A new, bipartisan law in Georgia authorizes pharmacists in that state to prescribe PrEP and post-exposure prophylaxis, or PEP, which blocks infection if taken within 72 hours after exposure. A similar law in Louisiana took effect last year.

Crawford and partners, including the nonprofit AIDS United, the Black Public Health Academy, and the National Pharmaceutical Association, have spearheaded an initiative to support and train pharmacies in HIV prevention, education and referrals, by pairing them with community-based organizations that have worked with high-risk populations for years.  

“Pharmacies are able to reach folks that traditional health care models have missed,” Crawford said, “and these are pharmacies that will really be a gateway to the rest of the medical system.”

Pharmacies are already playing a sorely needed role in frontline health care by providing vaccinations, blood pressure screenings, diabetes management and other services that once required a trip to the doctor. So it’s easy to understand the rationale for adding HIV prevention to the list. Many people trust pharmacists to deliver sound, nonjudgmental advice, even on sensitive issues like obesity, contraception and sexually transmitted diseases.

Pharmacies have other benefits too, such as longer opening hours than most doctors’ offices and shorter wait times. Getting a PrEP prescription could become as easy as picking up aspirin and a box of tissues.

But the initiative, called Rx for Change faces headwinds on many fronts. 

Medicaid cuts and the growing numbers of uninsured Americans will make it harder for many people in need to pay for HIV medications, just as new prescribing rules are supposed to make it easier.

Budget cuts and mass layoffs at the Centers for Diseaƒse Control and Prevention’s Division of HIV/AIDS Prevention have eroded federal leadership on the epidemic and expert guidance for local interventions like Rx for Change.

And pharmacies are also strained. Thousands have closed since 2010. One in eight U.S. neighborhoods, home to millions of people, lack convenient access to pharmacy services, according to a mapping tool developed by researchers at the University of Southern California. The shortage is worst in the very places where PrEP is needed most: rural areas and underserved urban communities, and no state is immune.

Even when laws allow pharmacists to prescribe PrEP, there’s no guarantee they will do it. A recent study in California, the first state to authorize pharmacist-prescribed PrEP, found that only 3% of pharmacies — 31 in a state of nearly 41 million people — offer the service. What gets in the way?

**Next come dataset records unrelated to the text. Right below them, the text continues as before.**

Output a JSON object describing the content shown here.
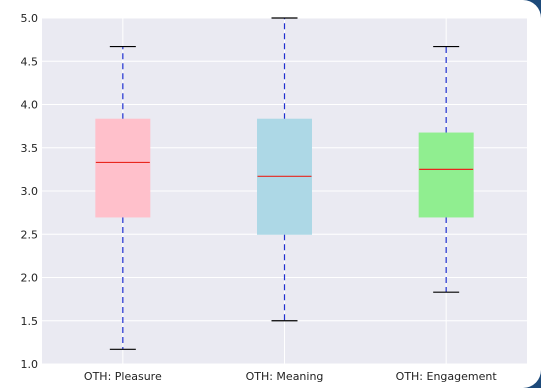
{
  "colors": {
    "page_background": "#1d4a7a",
    "plot_background": "#eaeaf2",
    "grid": "#ffffff",
    "whisker": "#1f2fd0",
    "median": "#e8271e",
    "cap": "#000000"
  },
  "chart_data": {
    "type": "box",
    "title": "",
    "xlabel": "",
    "ylabel": "",
    "ylim": [
      1.0,
      5.0
    ],
    "yticks": [
      "1.0",
      "1.5",
      "2.0",
      "2.5",
      "3.0",
      "3.5",
      "4.0",
      "4.5",
      "5.0"
    ],
    "ytick_values": [
      1.0,
      1.5,
      2.0,
      2.5,
      3.0,
      3.5,
      4.0,
      4.5,
      5.0
    ],
    "grid": true,
    "legend": "none",
    "categories": [
      "OTH: Pleasure",
      "OTH: Meaning",
      "OTH: Engagement"
    ],
    "boxes": [
      {
        "label": "OTH: Pleasure",
        "whisker_low": 1.17,
        "q1": 2.7,
        "median": 3.33,
        "q3": 3.83,
        "whisker_high": 4.67,
        "fill": "#ffc0cb"
      },
      {
        "label": "OTH: Meaning",
        "whisker_low": 1.5,
        "q1": 2.5,
        "median": 3.17,
        "q3": 3.83,
        "whisker_high": 5.0,
        "fill": "#add8e6"
      },
      {
        "label": "OTH: Engagement",
        "whisker_low": 1.83,
        "q1": 2.7,
        "median": 3.25,
        "q3": 3.67,
        "whisker_high": 4.67,
        "fill": "#90ee90"
      }
    ]
  }
}
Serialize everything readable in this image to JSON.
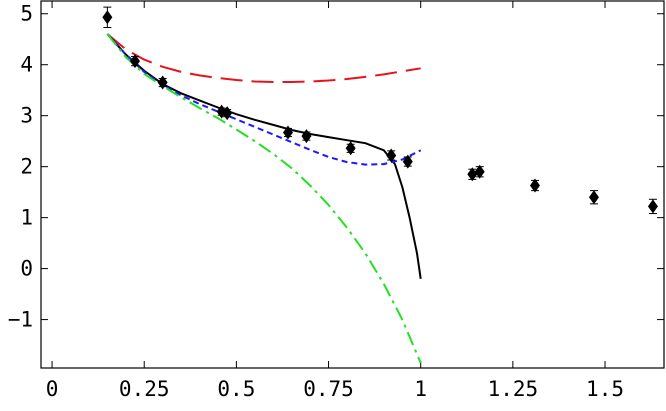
{
  "chart_data": {
    "type": "line",
    "title": "",
    "xlabel": "",
    "ylabel": "",
    "xlim": [
      -0.03,
      1.66
    ],
    "ylim": [
      -1.95,
      5.25
    ],
    "x_ticks": [
      0,
      0.25,
      0.5,
      0.75,
      1,
      1.25,
      1.5
    ],
    "x_tick_labels": [
      "0",
      "0.25",
      "0.5",
      "0.75",
      "1",
      "1.25",
      "1.5"
    ],
    "y_ticks": [
      -1,
      0,
      1,
      2,
      3,
      4,
      5
    ],
    "y_tick_labels": [
      "−1",
      "0",
      "1",
      "2",
      "3",
      "4",
      "5"
    ],
    "grid": false,
    "legend": "none",
    "series": [
      {
        "style": "long-dash",
        "color": "#e8121a",
        "x": [
          0.15,
          0.2,
          0.25,
          0.3,
          0.35,
          0.4,
          0.45,
          0.5,
          0.55,
          0.6,
          0.65,
          0.7,
          0.75,
          0.8,
          0.85,
          0.9,
          0.95,
          1.0
        ],
        "y": [
          4.6,
          4.3,
          4.1,
          3.96,
          3.86,
          3.79,
          3.74,
          3.7,
          3.67,
          3.66,
          3.66,
          3.67,
          3.69,
          3.72,
          3.76,
          3.81,
          3.87,
          3.93
        ]
      },
      {
        "style": "solid",
        "color": "#000000",
        "x": [
          0.15,
          0.2,
          0.25,
          0.3,
          0.35,
          0.4,
          0.45,
          0.5,
          0.55,
          0.6,
          0.65,
          0.7,
          0.75,
          0.8,
          0.85,
          0.9,
          0.93,
          0.95,
          0.97,
          0.99,
          1.0
        ],
        "y": [
          4.6,
          4.2,
          3.88,
          3.62,
          3.44,
          3.3,
          3.16,
          3.03,
          2.92,
          2.82,
          2.72,
          2.64,
          2.58,
          2.52,
          2.46,
          2.32,
          2.05,
          1.6,
          1.0,
          0.3,
          -0.2
        ]
      },
      {
        "style": "short-dash",
        "color": "#1a1aff",
        "x": [
          0.15,
          0.2,
          0.25,
          0.3,
          0.35,
          0.4,
          0.45,
          0.5,
          0.55,
          0.6,
          0.65,
          0.7,
          0.75,
          0.8,
          0.85,
          0.9,
          0.95,
          1.0
        ],
        "y": [
          4.6,
          4.2,
          3.86,
          3.6,
          3.4,
          3.23,
          3.08,
          2.93,
          2.78,
          2.63,
          2.48,
          2.33,
          2.19,
          2.09,
          2.04,
          2.05,
          2.14,
          2.32
        ]
      },
      {
        "style": "dash-dot",
        "color": "#22e022",
        "x": [
          0.15,
          0.2,
          0.25,
          0.3,
          0.35,
          0.4,
          0.45,
          0.5,
          0.55,
          0.6,
          0.65,
          0.7,
          0.75,
          0.8,
          0.85,
          0.9,
          0.95,
          1.0
        ],
        "y": [
          4.6,
          4.15,
          3.82,
          3.58,
          3.36,
          3.15,
          2.95,
          2.73,
          2.5,
          2.25,
          1.97,
          1.63,
          1.25,
          0.8,
          0.3,
          -0.3,
          -1.0,
          -1.85
        ]
      }
    ],
    "points": {
      "marker": "diamond",
      "color": "#000000",
      "x": [
        0.15,
        0.225,
        0.3,
        0.46,
        0.475,
        0.64,
        0.69,
        0.81,
        0.92,
        0.965,
        1.14,
        1.16,
        1.31,
        1.47,
        1.63
      ],
      "y": [
        4.93,
        4.07,
        3.65,
        3.08,
        3.05,
        2.67,
        2.6,
        2.36,
        2.22,
        2.1,
        1.85,
        1.9,
        1.63,
        1.4,
        1.22
      ],
      "err": [
        0.2,
        0.09,
        0.08,
        0.07,
        0.07,
        0.08,
        0.08,
        0.08,
        0.09,
        0.09,
        0.1,
        0.1,
        0.1,
        0.13,
        0.14
      ]
    }
  }
}
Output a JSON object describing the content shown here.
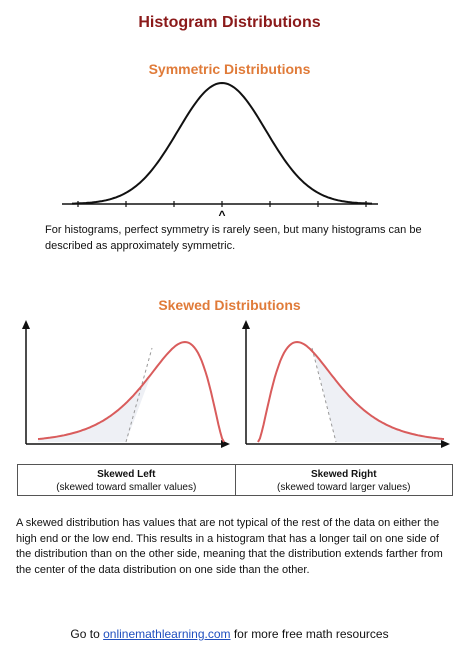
{
  "title": "Histogram Distributions",
  "symmetric": {
    "heading": "Symmetric Distributions",
    "center_marker": "^",
    "text": "For histograms, perfect symmetry is rarely seen, but many histograms can be described as approximately symmetric."
  },
  "skewed": {
    "heading": "Skewed Distributions",
    "left": {
      "label": "Skewed Left",
      "sublabel": "(skewed toward smaller values)"
    },
    "right": {
      "label": "Skewed Right",
      "sublabel": "(skewed toward larger values)"
    },
    "text": "A skewed distribution has values that are not typical of the rest of the data on either the high end or the low end. This results in a histogram that has a longer tail on one side of the distribution than on the other side, meaning that the distribution extends farther from the center of the data distribution on one side than the other."
  },
  "footer": {
    "prefix": "Go to ",
    "link_text": "onlinemathlearning.com",
    "suffix": " for more free math resources"
  },
  "colors": {
    "title": "#8b1a1a",
    "section_heading": "#e07b39",
    "skew_curve": "#d95c5c",
    "link": "#1f4fbf"
  }
}
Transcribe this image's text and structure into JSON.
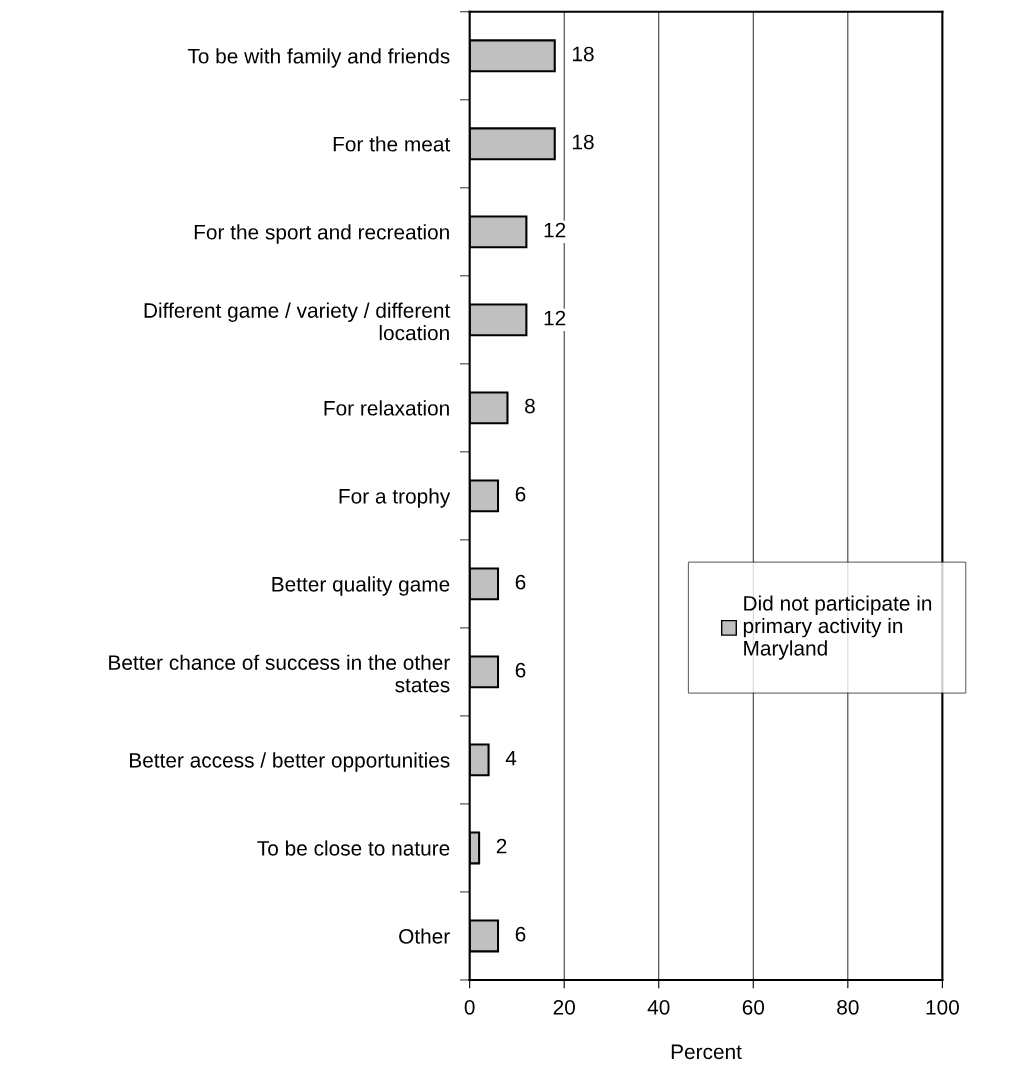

Some of the same issues that thwart many innovations in health care: reimbursement problems, staffing shortages, bureaucracy and liability worries.

Crawford believes the engagement of organizations with deep community roots will help pharmacies overcome barriers to prescribing PrEP.

As for larger political and financial challenges at this moment in the country — she knows as well as anyone that public health rarely advances without a fight, and persistence on the ground.

She began her career in harm reduction efforts in New York City at the height of panic about HIV and IV drug use, and she lived through fierce battles over easing restrictions on the sale of sterile syringes at pharmacies. What once seemed impossible to pull off, given the politics of the day, now is common practice in New York, and widely seen as an important measure to stem the spread of blood-borne disease.

Crawford hopes the PrEP story will end the same way.

“I’m actually really optimistic,” she said. “When I first introduce this work in Georgia, that would have been probably around 2013, people looked at me like, ‘What are you talking about? Do people who are at high risk for HIV even go into pharmacies?’ As if people who have sex don’t go everywhere!

“Now here we are, more than 10 years later, and we have legislation that could make this happen.”